Ingest Skill

Name: Ingest
Rating: 92
Author: danalexilewis

This skill processes raw files from the src/ingest/ directory, normalizes them into Markdown files with frontmatter under src/sources/, extracts or copies media to public/media/, and updates the src/ingest/manifest.json and src/ingest/manifest.md files.

Inputs

•Files under src/ingest/ (any format).
•src/ingest/manifest.json (to check processing status and avoid re-processing already ingested files).
•src/sources/corrections.md (for normalization rules during ingestion).

Outputs

•Markdown files in src/sources/documents/, src/sources/chats/, or src/sources/transcripts/ with standardized frontmatter.
•Binary media in public/media/YYYY-MM-DD_short_descriptive_name/, each folder with a meta.json (required) and optionally meta.md.
•Updated src/ingest/manifest.json and src/ingest/manifest.md (use paths relative to repo root, e.g. src/ingest/..., src/sources/..., public/media/...).

Key Behaviors

•Idempotency: If an ingest file has already been processed (based on hash in src/ingest/manifest.json), this skill will skip it unless ingest-force is used. When updating an existing source, it will merge changes while preserving protected sections.
•Overwrite Policy: New ingest content will update existing source content. User-authored blocks in src/sources/** (e.g., within specific  /  markers) will not be overwritten.
•Provenance: Each generated source file will include ingest_paths and ingest_hashes in its frontmatter to trace back to original ingest files (paths under src/ingest/).
•Normalization: Applies rules from src/sources/corrections.md during text normalization (e.g., consistent spellings, entity names).

Media URL handling

•When processing ingest content, detect URLs that point to image, audio, or video assets (e.g., common extensions or paths).
•For image or audio URLs: download the asset and place it in a new subfolder under public/media/ named YYYY-MM-DD_short_descriptive_name/ (use a slug derived from the URL or context; ensure uniqueness).
•In that folder: save the binary file with a clear filename (e.g., image.png, audio.mp3) and create meta.json with at least: source_url (original URL), description (brief), origin/provenance (e.g., ingest file path).
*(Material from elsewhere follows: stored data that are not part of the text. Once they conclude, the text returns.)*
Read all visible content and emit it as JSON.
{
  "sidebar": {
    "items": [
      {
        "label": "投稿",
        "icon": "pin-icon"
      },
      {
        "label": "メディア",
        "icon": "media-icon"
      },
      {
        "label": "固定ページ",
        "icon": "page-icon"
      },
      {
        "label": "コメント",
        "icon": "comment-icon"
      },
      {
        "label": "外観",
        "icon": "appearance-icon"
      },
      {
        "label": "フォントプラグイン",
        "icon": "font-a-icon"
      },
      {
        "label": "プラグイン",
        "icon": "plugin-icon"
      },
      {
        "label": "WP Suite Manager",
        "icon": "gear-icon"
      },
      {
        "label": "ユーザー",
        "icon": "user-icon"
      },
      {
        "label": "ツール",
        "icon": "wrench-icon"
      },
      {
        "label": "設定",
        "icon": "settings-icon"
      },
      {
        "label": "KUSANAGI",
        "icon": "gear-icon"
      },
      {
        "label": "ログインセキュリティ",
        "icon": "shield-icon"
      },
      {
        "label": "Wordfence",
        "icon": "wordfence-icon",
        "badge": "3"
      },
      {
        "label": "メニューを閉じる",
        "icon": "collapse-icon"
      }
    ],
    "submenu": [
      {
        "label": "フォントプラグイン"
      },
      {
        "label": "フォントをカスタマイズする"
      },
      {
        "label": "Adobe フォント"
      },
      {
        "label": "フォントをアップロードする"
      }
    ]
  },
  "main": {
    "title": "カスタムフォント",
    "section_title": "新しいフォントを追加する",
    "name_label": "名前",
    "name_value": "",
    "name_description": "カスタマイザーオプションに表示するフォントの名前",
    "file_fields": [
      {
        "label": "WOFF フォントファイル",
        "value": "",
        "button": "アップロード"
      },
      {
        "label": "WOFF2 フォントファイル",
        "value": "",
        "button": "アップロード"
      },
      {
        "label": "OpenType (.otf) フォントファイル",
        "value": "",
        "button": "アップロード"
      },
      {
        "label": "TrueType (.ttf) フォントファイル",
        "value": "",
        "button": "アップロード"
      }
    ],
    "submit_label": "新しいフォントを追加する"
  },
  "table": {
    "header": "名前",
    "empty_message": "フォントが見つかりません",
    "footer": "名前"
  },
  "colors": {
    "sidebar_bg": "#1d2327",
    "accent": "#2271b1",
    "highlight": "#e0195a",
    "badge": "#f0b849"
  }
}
Add other fields as in the media rule.
•For video URLs (external): Do NOT download the video. Keep the original URL as-is.
•In the produced source Markdown: reference the media as a link using the repo-root path (e.g., [description](public/media/YYYY-MM-DD_short_descriptive_name/asset.jpg) for images/audio, or [description](https://external.video/url) for videos) or inline media syntax where it fits the narrative. Populate frontmatter media_refs with the list of public/media/... paths (for downloaded media) or external URLs (for videos) used in that source.
•All ingested media (whether from URLs or from attached files) must end up in public/media/ (if downloaded) or be referenced (if external video URL) and be linked from the source body and/or media_refs.